Folium makes it easy to visualize data that’s been manipulated in Python on an interactive leaflet map.

Again, let's import the library first.

In [None]:
import folium

An interesting feature of folium is that it already has maps built-in the package. When you type, `folium.Map`, it will prepare for you a basemap that you can edit.

In [None]:
# Coordinates to show
map_center = [14.583197, 121.051538]

# Styling the map
mymap = folium.Map(location=map_center, height=700, width=1000, tiles="OpenStreetMap", zoom_start=14)
mymap

To add points to the map, simple use `folium.Marker` and `.add_to()`

In [None]:
# Coordinate of point
marker_coords = [14.583197, 121.051538]

# Overlay point in map
folium.Marker(marker_coords).add_to(mymap)
mymap

Let's explore adding more than one point. Let's try to plot all the schools in Quezon City. To do so, let's get a subset containing only schools in Quezon City.

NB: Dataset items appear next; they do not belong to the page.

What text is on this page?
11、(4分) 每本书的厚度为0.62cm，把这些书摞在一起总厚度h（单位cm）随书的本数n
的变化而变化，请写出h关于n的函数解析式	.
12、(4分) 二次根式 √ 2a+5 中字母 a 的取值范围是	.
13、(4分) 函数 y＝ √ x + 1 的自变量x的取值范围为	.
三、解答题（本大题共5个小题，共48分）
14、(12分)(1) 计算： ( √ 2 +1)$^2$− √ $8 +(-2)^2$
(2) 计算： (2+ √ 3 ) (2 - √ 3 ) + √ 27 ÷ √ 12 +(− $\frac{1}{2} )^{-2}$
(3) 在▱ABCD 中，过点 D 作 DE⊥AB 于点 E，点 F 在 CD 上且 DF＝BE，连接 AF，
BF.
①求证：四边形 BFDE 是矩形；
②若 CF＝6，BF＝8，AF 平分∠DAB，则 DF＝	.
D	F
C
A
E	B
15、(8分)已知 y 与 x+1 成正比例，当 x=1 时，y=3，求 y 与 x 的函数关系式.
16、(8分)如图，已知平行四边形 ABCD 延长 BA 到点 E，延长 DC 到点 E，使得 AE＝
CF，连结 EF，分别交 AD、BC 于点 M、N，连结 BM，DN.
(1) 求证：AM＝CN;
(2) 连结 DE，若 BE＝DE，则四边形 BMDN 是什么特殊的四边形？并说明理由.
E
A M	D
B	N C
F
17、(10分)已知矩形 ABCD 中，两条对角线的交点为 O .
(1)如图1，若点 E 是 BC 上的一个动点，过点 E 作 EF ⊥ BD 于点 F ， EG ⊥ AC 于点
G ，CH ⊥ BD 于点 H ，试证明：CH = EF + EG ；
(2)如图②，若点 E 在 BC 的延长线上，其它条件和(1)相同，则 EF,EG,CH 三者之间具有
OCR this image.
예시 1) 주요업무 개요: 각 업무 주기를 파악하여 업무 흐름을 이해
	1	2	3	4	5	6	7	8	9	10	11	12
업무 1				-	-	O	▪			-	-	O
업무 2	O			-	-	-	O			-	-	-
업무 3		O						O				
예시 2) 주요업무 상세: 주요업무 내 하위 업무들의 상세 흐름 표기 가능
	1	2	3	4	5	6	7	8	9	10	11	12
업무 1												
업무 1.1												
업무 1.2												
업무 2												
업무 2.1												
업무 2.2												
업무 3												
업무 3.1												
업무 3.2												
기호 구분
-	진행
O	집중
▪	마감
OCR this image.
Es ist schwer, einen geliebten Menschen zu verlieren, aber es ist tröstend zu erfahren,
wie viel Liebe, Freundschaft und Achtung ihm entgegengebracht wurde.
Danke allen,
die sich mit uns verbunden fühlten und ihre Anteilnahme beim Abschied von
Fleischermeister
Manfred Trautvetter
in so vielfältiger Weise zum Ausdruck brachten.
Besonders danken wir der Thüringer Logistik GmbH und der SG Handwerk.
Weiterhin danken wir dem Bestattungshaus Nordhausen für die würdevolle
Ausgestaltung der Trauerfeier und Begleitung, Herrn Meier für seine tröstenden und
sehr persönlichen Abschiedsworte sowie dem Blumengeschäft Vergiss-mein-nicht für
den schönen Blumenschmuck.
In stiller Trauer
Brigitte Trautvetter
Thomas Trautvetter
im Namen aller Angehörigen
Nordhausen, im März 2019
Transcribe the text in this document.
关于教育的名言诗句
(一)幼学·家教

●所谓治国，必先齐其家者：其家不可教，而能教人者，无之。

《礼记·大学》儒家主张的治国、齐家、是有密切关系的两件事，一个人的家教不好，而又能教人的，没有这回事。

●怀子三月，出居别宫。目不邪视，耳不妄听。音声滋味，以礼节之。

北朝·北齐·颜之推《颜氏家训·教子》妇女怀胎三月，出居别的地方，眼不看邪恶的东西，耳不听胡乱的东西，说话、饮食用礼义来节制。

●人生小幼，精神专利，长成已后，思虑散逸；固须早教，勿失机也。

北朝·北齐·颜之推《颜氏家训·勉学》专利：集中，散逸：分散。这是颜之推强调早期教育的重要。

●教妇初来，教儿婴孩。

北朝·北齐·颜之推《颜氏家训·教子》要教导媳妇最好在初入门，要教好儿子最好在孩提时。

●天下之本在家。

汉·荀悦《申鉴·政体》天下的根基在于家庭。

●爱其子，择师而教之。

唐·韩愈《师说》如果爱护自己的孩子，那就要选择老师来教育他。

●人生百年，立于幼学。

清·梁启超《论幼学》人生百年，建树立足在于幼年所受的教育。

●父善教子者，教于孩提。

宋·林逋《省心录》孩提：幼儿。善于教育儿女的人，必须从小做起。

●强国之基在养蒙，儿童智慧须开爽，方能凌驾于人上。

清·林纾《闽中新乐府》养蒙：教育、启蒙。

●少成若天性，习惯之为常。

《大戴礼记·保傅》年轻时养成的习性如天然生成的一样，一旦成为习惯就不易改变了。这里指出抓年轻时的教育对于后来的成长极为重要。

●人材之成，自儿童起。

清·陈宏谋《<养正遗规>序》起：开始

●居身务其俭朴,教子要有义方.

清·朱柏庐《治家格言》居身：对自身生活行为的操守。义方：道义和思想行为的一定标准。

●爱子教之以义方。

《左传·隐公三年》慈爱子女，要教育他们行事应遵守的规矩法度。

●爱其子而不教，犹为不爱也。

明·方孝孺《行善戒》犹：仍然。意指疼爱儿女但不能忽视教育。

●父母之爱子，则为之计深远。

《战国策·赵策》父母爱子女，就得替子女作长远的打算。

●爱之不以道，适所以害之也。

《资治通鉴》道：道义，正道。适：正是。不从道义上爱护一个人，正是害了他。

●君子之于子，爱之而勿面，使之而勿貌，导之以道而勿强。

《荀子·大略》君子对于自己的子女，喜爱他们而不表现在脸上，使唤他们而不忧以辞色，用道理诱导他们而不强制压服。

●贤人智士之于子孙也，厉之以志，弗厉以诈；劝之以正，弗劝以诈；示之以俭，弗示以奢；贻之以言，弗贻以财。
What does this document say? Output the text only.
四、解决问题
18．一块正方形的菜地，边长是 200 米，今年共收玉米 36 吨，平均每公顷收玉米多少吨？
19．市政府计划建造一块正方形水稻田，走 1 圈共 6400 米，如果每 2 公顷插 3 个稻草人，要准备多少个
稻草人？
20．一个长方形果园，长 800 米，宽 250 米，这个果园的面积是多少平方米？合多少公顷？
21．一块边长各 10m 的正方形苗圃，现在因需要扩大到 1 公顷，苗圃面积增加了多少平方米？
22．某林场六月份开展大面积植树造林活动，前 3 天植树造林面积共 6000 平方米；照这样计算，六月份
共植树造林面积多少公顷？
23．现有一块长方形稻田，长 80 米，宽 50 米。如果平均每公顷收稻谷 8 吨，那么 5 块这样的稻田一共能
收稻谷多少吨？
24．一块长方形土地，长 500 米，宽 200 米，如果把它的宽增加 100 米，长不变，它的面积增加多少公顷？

***Be careful though! Adding too many points can crash your notebook***

In [None]:
city = "Quezon City"

df_city = schools[schools["Division"]==city]
df_city

Now that we have this subset, we just need to loop the values inside it and add it to the map one by one.

In [None]:
# Complete the code

for i in np.arange(len(df_city)):
    lat = df_city["y"].values[i]
    lon = df_city["x"].values[i]
    name = df_city["School"].values[i]
    folium.Marker([_____ popup=_____)._________
    
mymap

When we have multiple points, there is a tendency for them to overlap depending on your zoom level. One way to handle this is to cluster the points together. You can import `MarkerCluster` for this.

In [None]:
from folium.plugins import MarkerCluster
mymap_cluster = folium.Map(location=map_center, height=700, width=1000, tiles="OpenStreetMap", zoom_start=13)
marker_cluster = MarkerCluster().add_to(mymap_cluster)

The syntax for cluster is very similar to the previous map. However, instead of adding it to the map directly, we add it to the `MarkerCluster` variable.

In [None]:
# Complete the code

for i in np.arange(len(df_city)):
    lat = df_city["y"].values[i]
    lon = df_city["x"].values[i]
    name = df_city["School"].values[i]
    ____________________________________
    
mymap_cluster

There you have it! Try to do the same but for another city.